ROLE OF PLAQUE RUPTURE IN THE PROCESS OF PLAQUE PROGRESSION
Following plaque rupture blood enters the emptied plaque and the exposed subendothelial tissue triggers the thrombotic process described above. Exposure of subendothelial tissue may result in platelet accumulation, which in turn may result in release of platelet derived growth factor and lead to smooth muscle cell proliferation.49 The latter may account for progression of atherosclerosis. If the host wins in this battle, then in several episodes the plaques stabilise and there may be calcium deposits or fibrosis.41 If the coagulation system wins, with or without the help of vascular spasm in that segment, then clinically acute coronary syndromes result.38 40 The observation in our study that per cent stenosis in patients with stable plaques was greater than in patients with unstable plaques may also be in agreement with this hypothesis.
LIMITATIONS OF THE STUDY
We visualised only the main epicardial coronary arteries and not the side branches, and thus may have underestimated the true incidence of plaque rupture. Nevertheless, coronary atherosclerosis most often involves the proximal portion of the coronary arteries, usually opposite the branches.50 Thus the underestimation seems likely to be insignificant. With IVUS, it may be difficult to identify a ruptured plaque when the rupture is covered or filled by echoreflectant mural thrombi. The events after plaque rupture may be followed by total or subtotal vessel occlusion by thrombus formation. Plaque rupture may also be followed by plaque reorganisation, as mentioned above. This situation may be detected by the indirect sign of a layered appearance over the plaque.34 Preliminary studies on tissue characterisation in vitro have shown that thrombi result in clearly different backscatter signals in comparison with fibrous tissue and lipid accumulation. This will enable us to differentiate different types of tissue in the future.

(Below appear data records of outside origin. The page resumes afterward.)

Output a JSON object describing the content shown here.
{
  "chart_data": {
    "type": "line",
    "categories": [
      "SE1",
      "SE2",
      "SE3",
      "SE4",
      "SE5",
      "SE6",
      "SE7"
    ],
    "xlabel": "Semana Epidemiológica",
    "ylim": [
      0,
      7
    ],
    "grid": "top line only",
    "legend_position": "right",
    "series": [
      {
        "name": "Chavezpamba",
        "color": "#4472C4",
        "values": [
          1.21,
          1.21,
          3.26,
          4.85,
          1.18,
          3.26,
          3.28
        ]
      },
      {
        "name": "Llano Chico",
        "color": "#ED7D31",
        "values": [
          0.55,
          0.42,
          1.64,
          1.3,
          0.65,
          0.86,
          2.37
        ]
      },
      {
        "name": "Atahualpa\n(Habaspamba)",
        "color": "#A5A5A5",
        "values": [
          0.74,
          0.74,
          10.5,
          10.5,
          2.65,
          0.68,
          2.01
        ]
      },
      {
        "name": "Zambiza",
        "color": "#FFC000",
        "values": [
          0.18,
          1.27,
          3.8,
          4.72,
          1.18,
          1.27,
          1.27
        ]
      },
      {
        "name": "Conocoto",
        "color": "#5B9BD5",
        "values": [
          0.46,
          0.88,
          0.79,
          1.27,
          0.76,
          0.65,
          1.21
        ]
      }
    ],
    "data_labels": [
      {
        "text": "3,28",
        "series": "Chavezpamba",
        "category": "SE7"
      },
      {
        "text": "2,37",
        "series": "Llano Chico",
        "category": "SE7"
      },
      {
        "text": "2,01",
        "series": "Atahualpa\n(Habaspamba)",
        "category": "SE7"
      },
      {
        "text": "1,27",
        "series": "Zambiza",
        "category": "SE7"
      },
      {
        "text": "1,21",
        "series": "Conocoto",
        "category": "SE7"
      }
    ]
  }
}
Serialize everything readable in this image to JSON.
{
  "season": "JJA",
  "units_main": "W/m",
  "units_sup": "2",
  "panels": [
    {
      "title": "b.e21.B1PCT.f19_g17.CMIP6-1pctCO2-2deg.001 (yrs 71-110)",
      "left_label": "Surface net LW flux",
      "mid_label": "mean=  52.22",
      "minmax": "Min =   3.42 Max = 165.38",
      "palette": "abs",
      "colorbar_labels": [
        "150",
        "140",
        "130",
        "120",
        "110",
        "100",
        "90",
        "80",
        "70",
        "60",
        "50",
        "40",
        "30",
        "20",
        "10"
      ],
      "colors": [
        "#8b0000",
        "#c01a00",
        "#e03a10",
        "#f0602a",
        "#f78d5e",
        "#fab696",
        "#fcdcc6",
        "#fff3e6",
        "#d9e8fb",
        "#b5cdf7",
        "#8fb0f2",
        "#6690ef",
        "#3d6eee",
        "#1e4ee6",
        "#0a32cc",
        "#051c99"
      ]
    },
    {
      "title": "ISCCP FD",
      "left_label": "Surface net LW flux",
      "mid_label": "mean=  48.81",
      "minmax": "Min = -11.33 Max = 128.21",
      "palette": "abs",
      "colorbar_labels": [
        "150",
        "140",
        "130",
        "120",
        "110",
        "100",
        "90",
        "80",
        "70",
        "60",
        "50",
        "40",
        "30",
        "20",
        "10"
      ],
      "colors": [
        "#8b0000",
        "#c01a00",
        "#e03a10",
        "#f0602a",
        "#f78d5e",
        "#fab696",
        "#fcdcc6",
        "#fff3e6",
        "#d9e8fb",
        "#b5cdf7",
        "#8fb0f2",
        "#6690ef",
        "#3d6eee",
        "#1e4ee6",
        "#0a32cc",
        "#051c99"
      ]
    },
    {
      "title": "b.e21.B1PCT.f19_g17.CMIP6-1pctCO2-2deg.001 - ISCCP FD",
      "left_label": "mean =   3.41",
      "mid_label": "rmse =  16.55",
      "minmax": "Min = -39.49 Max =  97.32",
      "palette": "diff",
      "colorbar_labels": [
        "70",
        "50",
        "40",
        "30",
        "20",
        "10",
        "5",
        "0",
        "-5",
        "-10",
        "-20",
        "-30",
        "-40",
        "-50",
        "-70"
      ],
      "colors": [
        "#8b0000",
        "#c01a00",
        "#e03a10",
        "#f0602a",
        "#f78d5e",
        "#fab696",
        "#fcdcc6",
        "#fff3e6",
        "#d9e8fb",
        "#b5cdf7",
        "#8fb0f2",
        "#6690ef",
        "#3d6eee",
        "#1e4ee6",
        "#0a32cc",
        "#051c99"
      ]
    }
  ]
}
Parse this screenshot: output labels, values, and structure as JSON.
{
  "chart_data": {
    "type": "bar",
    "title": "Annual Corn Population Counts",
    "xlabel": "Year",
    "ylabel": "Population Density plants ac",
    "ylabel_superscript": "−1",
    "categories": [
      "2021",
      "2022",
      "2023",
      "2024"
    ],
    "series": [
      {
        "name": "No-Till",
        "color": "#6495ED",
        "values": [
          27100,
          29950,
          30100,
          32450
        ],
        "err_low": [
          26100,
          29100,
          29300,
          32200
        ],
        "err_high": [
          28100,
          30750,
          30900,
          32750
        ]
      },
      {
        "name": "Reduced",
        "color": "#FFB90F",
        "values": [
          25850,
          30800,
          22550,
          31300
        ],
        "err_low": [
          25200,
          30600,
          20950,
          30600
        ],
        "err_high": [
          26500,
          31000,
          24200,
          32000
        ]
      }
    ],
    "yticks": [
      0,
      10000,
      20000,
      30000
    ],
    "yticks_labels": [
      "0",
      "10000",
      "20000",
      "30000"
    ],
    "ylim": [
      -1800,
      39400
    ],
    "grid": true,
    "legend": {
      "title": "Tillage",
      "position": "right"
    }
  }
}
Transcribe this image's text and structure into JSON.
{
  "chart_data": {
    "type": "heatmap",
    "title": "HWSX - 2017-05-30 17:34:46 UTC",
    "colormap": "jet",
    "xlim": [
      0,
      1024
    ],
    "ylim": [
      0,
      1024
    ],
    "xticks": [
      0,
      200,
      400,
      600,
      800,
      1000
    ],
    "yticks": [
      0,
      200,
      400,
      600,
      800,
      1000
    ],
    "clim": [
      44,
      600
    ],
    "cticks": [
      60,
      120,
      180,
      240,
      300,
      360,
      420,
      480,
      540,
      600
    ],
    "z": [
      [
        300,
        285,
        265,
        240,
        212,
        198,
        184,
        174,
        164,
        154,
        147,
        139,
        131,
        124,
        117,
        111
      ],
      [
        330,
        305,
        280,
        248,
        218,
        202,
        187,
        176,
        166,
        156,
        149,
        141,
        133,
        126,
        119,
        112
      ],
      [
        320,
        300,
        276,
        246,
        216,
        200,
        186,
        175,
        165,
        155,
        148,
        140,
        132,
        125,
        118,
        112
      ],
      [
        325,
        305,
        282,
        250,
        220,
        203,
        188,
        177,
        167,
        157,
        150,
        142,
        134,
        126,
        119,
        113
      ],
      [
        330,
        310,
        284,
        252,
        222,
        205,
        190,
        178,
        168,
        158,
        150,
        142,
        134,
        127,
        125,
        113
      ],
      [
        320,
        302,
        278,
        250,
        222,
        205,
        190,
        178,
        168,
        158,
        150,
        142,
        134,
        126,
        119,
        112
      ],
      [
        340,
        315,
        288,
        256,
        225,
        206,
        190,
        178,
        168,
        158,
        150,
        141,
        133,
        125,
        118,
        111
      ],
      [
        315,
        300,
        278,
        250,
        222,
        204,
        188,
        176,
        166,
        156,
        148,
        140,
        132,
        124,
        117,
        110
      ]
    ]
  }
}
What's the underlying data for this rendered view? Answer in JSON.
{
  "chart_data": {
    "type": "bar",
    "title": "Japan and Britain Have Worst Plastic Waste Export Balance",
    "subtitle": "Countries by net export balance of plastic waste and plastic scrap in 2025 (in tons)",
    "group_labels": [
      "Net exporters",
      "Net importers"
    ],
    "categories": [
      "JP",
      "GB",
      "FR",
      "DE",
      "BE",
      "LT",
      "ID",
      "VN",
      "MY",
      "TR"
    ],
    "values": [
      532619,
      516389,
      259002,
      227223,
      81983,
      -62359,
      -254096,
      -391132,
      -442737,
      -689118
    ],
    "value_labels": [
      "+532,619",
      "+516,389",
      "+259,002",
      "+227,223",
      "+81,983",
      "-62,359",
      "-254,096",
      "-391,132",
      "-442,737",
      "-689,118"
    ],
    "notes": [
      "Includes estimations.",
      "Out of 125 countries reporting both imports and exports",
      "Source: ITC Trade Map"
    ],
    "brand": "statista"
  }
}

Plaque rupture is the key event leading to acute coronary syndromes. Identification of plaque rupture is therefore very important in patient management and for improving prognosis. For the first time, the anatomical pathology and natural history of plaque rupture can be studied in vivo. The future studies should aim at the identification of the “plaque at risk” (vulnerable plaque) before it ruptures and provide morphological evidence of the development of coronary syndromes as well.